Humans were originally designed to know their personal identity as children of God. This was the default birthright of Adam and Eve. An identity forged by God choosing to intertwine himself with mankind. Human language fails to express the intimacy these two had with their Father in this love relationship. Throughout history, we as humans have longed to find this intimacy again. We’ve even expressed our longing through poetry, music and grand gestures of how we attempt to love each other. But Adam and Eve lived this ultimate intimacy—the kind we desire with every fiber of our beings…

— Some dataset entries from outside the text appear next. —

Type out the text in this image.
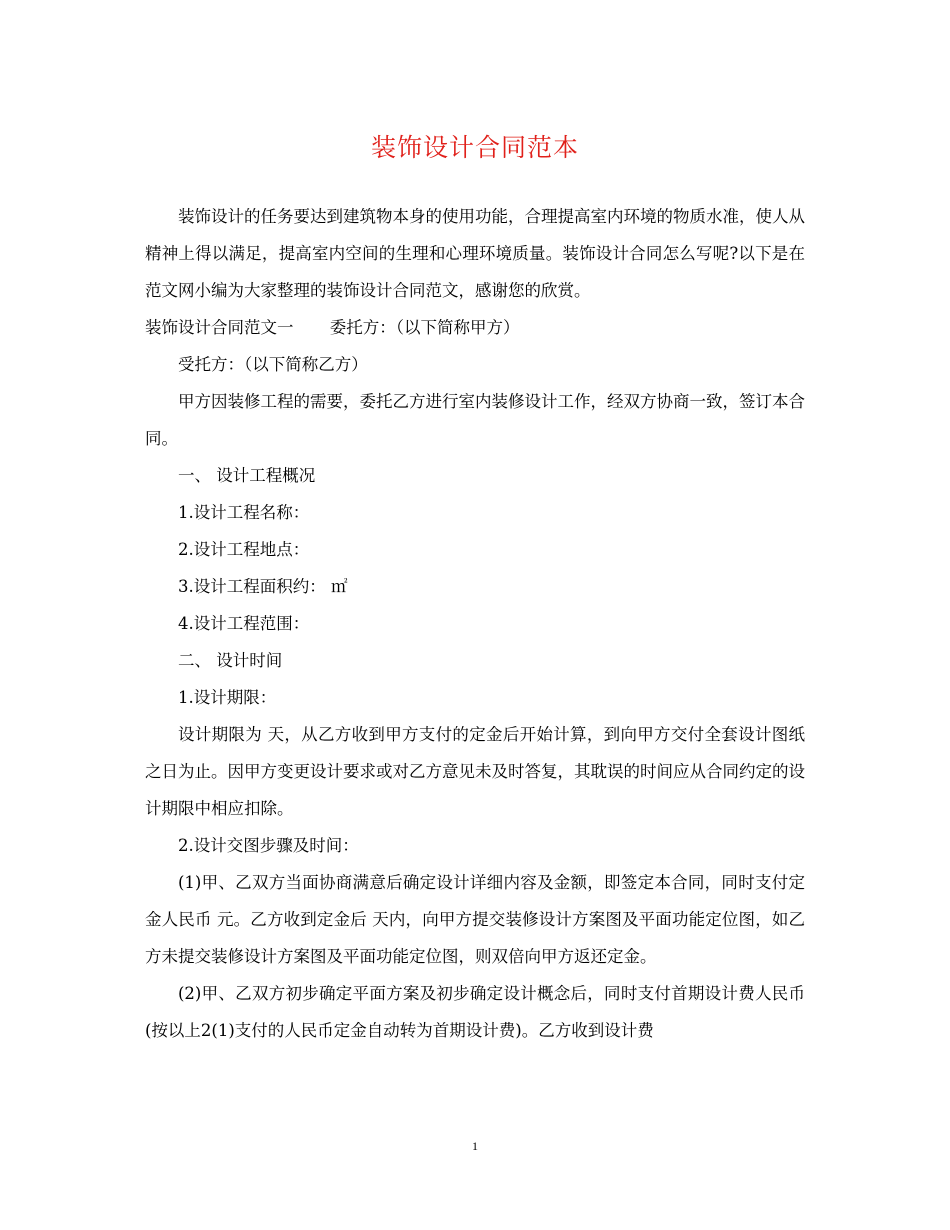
装饰设计合同范本

装饰设计的任务要达到建筑物本身的使用功能，合理提高室内环境的物质水准，使人从精神上得以满足，提高室内空间的生理和心理环境质量。装饰设计合同怎么写呢?以下是在范文网小编为大家整理的装饰设计合同范文，感谢您的欣赏。

装饰设计合同范文一 委托方：（以下简称甲方）

受托方：（以下简称乙方）

甲方因装修工程的需要，委托乙方进行室内装修设计工作，经双方协商一致，签订本合同。

一、 设计工程概况

1.设计工程名称：

2.设计工程地点：

3.设计工程面积约： ㎡

4.设计工程范围：

二、 设计时间

1.设计期限：

设计期限为 天，从乙方收到甲方支付的定金后开始计算，到向甲方交付全套设计图纸之日为止。因甲方变更设计要求或对乙方意见未及时答复，其耽误的时间应从合同约定的设计期限中相应扣除。

2.设计交图步骤及时间：

(1)甲、乙双方当面协商满意后确定设计详细内容及金额，即签定本合同，同时支付定金人民币 元。乙方收到定金后 天内，向甲方提交装修设计方案图及平面功能定位图，如乙方未提交装修设计方案图及平面功能定位图，则双倍向甲方返还定金。

(2)甲、乙双方初步确定平面方案及初步确定设计概念后，同时支付首期设计费人民币 (按以上2(1)支付的人民币定金自动转为首期设计费)。乙方收到设计费

1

Adam was aware of his creation identity. Had someone asked him who he was, he wouldn’t have just said he was a farmer. Adam knew his vocation didn’t define who he was. He would have declared that he was a child of God. That was his most important distinguishing factor. Had someone asked Adam what he did, he likely would have said that farming was his work, but Adam differentiated his true identity from whatever series of actions he performed on a daily basis as a means of living.

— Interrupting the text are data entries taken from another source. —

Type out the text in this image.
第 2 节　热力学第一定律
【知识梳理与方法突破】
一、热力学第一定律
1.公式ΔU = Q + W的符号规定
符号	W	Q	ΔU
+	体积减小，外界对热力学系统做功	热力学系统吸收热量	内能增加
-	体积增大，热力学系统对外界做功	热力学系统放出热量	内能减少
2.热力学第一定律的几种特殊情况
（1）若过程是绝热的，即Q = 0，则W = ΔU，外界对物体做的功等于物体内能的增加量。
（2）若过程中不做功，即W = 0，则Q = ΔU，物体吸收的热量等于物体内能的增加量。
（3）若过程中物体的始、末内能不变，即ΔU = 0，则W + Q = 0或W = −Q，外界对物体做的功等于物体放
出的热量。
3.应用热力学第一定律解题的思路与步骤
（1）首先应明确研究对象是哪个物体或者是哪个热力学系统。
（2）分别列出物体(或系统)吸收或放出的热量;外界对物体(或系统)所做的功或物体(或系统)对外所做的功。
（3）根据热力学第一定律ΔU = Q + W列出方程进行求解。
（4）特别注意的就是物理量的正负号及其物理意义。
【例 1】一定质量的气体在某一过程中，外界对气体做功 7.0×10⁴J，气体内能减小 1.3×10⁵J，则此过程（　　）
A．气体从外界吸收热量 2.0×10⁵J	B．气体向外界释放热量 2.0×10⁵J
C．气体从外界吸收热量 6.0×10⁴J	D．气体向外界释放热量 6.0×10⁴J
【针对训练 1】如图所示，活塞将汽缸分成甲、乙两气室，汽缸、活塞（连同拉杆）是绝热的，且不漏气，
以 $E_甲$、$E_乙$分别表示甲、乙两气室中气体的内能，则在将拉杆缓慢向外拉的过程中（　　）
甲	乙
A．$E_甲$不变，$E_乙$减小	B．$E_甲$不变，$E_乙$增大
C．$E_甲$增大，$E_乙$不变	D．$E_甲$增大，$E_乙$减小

An apple is an apple, whether you find it on a tree, in a grocery store, or at a local farmer’s market. The apple cannot become an orange based solely upon its circumstances, because an apple derives its identity from the constant that it is an apple, no matter what. External variables do not define internal constants.

Under the original design, Adam and Eve could live seamlessly within their identity as a children of God. Nothing they did or didn’t do bore any weight in defining who they were. They were categorized only by their relationship with God and the position that came with. Their work—whatever that happened to be—was simply an expression of their identity as a children of God. Their actions had nothing to do with establishing the relationship that defined their identities; they only experienced it as a consequence of a Spirit-to-spirit communion with which they were created.

Who are you today? A wife? Husband? Foreman? Window washer? Mechanic? What set of freedoms or authorities does that identity afford you? You can climb the ladder until the answer is satisfactory, or you can choose to know the identity you already have today. Does a child of a king worry about where his next meal will come from, or does he trust in the security his association gives him? You decide.